Citation : 2003 Latest Caselaw 1039 Bom
Judgement Date : 12 September, 2003
ORDER
D.G. Desphande, J.
1. Heard advocates for the appellants and respondents. The appellant - the deceased in this case is the original plaintiff. He was serving in Reserve Bank of India as a peon. He was employed by the Reserve Bank of India in 1945. At that time he had not given his date of birth. In 1952 he was asked about his date of birth and he gave his date of birth as March 14, 1924. The age of his retirement was 60 years.
Therefore, he was to retire in 1984. In the year 1984 itself he filed a suit for a declaration that he could not be retired in March 1984 because in 1979 he came to know, in a particular background, that his real date of birth is July 10, 1926, and therefore, he must be continued in service till July 9 or 10, 1986.

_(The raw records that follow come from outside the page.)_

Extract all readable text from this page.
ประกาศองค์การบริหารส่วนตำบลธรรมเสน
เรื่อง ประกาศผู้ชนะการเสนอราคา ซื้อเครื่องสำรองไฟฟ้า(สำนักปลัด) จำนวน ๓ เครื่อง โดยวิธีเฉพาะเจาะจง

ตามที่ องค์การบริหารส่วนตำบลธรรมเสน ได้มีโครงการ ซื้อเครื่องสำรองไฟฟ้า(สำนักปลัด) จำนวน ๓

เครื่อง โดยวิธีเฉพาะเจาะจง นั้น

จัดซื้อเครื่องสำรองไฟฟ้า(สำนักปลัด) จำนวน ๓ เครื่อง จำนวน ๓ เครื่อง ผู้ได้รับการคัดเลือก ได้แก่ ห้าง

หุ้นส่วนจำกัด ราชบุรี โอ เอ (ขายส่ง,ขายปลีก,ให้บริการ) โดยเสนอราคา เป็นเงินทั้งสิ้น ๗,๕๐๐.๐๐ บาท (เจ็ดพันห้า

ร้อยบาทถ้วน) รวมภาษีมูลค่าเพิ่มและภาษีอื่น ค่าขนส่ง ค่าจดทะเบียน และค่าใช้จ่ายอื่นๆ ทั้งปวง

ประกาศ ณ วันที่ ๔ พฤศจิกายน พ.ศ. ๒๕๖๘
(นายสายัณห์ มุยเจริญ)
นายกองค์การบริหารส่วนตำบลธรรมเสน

2. The claim and contentions of the plaintiff was opposed by the Reserve Bank of India on two grounds. Firstly, the plaintiff has given his date of birth as March 14, 1924 in 1952 on his own, and now he cannot be permitted to seek change in the said date of birth at the fag end of his service. The Trial Court after recording evidence, concluded that the date of birth of the plaintiff was July 10, 1926. But however, held that for the purpose of employment the plaintiff's date of birth was to be taken as March 14, 1924. In view of these findings no further reliefs were granted to the plaintiff and his suit was dismissed. Hence this appeal.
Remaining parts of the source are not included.